Have social anxiety? Share your experiences Sup Forums

Have social anxiety? Share your experiences Sup Forums.

I watch anime

Boring

I can't interact with strangers and i'm destined to die alone

Why would you have social anxiety in a club?

Literally drink or do drugs

I like silence too much.
Can't trust people.

I have severe social anxiety, my heart starts beating really fast, i start having difficulty breathing, i get tunnel vision, my movements get really robots and i have difficulty moving properly, my face goes into a psycho stare and people get afraid of me.

i hated every day of school because i was destined to stand out because i was pretty much the only one eating alone

what is that in the silver bags? wine?

...

iktf

that sucks man, why did this happen?

not a very good conversationalist, plus i was absent an awful lot due to being a depressed cunt since i was about 12 so i didn't really get the chance to make any friends.

I was at a bar a few nights ago with some friends, when somebody asked me where the toilet was. Through a series of events that I am not responsible for, I ended up physically leading a small army of drunks to the correct room.
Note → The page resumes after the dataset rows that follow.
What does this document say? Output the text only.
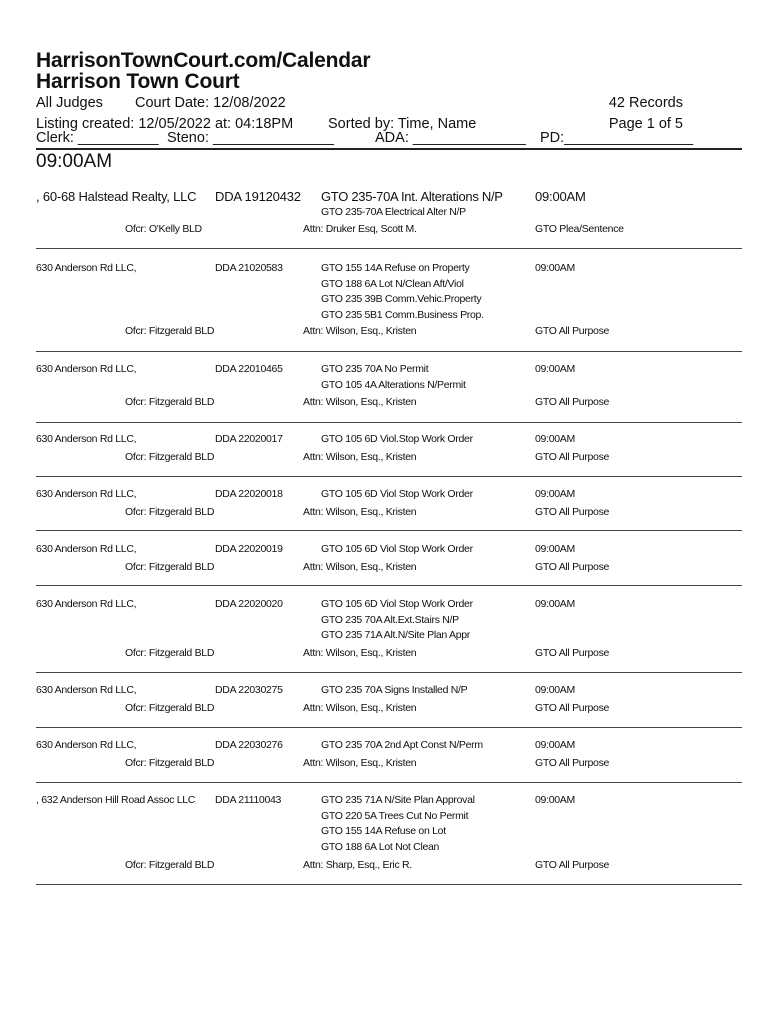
HarrisonTownCourt.com/Calendar
Harrison Town Court
All Judges Court Date: 12/08/2022	42 Records
Listing created: 12/05/2022 at: 04:18PM Sorted by: Time, Name	Page 1 of 5
Clerk: __________ Steno: _______________	ADA: ______________ PD:________________
09:00AM
, 60-68 Halstead Realty, LLC DDA 19120432	09:00AM
GTO 235-70A Int. Alterations N/P
GTO 235-70A Electrical Alter N/P
Ofcr: O'Kelly BLD	Attn: Druker Esq, Scott M.	GTO Plea/Sentence
630 Anderson Rd LLC,	DDA 21020583	09:00AM
GTO 155 14A Refuse on Property
GTO 188 6A Lot N/Clean Aft/Viol
GTO 235 39B Comm.Vehic.Property
GTO 235 5B1 Comm.Business Prop.
Ofcr: Fitzgerald BLD	Attn: Wilson, Esq., Kristen	GTO All Purpose
630 Anderson Rd LLC,	DDA 22010465	09:00AM
GTO 235 70A No Permit
GTO 105 4A Alterations N/Permit
Ofcr: Fitzgerald BLD	Attn: Wilson, Esq., Kristen	GTO All Purpose
630 Anderson Rd LLC,	DDA 22020017	09:00AM
GTO 105 6D Viol.Stop Work Order
Ofcr: Fitzgerald BLD	Attn: Wilson, Esq., Kristen	GTO All Purpose
630 Anderson Rd LLC,	DDA 22020018	09:00AM
GTO 105 6D Viol Stop Work Order
Ofcr: Fitzgerald BLD	Attn: Wilson, Esq., Kristen	GTO All Purpose
630 Anderson Rd LLC,	DDA 22020019	09:00AM
GTO 105 6D Viol Stop Work Order
Ofcr: Fitzgerald BLD	Attn: Wilson, Esq., Kristen	GTO All Purpose
630 Anderson Rd LLC,	DDA 22020020	09:00AM
GTO 105 6D Viol Stop Work Order
GTO 235 70A Alt.Ext.Stairs N/P
GTO 235 71A Alt.N/Site Plan Appr
Ofcr: Fitzgerald BLD	Attn: Wilson, Esq., Kristen	GTO All Purpose
630 Anderson Rd LLC,	DDA 22030275	09:00AM
GTO 235 70A Signs Installed N/P
Ofcr: Fitzgerald BLD	Attn: Wilson, Esq., Kristen	GTO All Purpose
630 Anderson Rd LLC,	DDA 22030276	09:00AM
GTO 235 70A 2nd Apt Const N/Perm
Ofcr: Fitzgerald BLD	Attn: Wilson, Esq., Kristen	GTO All Purpose
, 632 Anderson Hill Road Assoc LLC DDA 21110043	09:00AM
GTO 235 71A N/Site Plan Approval
GTO 220 5A Trees Cut No Permit
GTO 155 14A Refuse on Lot
GTO 188 6A Lot Not Clean
Ofcr: Fitzgerald BLD	Attn: Sharp, Esq., Eric R.	GTO All Purpose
I might not have social anxiety, but life seems to get very awkward around me when I'm out.

iktf

>social anxiety
>experiences
i dont have experiences to share because of it

wew, you actually guided them to the bathroom, you only needed to point it out.

Wow, you guys are weird. Even needs at my school had friends to sit with.

>needs
*nerds

These. It was always annoying as fuck with eating too because my classmates or teacher would take pity on me and sit next to me.

Usually i don't
But certain times when a girl is hitting on me hard i become a little uncomfortable and stupid

I can't start conversations with people. If I think too long about it I get into a circle that just makes me less and less secure about going up to someone and initiating a conversation, or really doing anything. The longer I go wanting to talk to somebody but not being able to start I get more and more anxious, I feel less and less comfortable moving so I just sit or stand perfectly still, looking into a direction where nobody is and just hoping that somebody else will start talking to me so that I can participate in a discussion without having to initiate it. It's awful. It's especially bad with groups.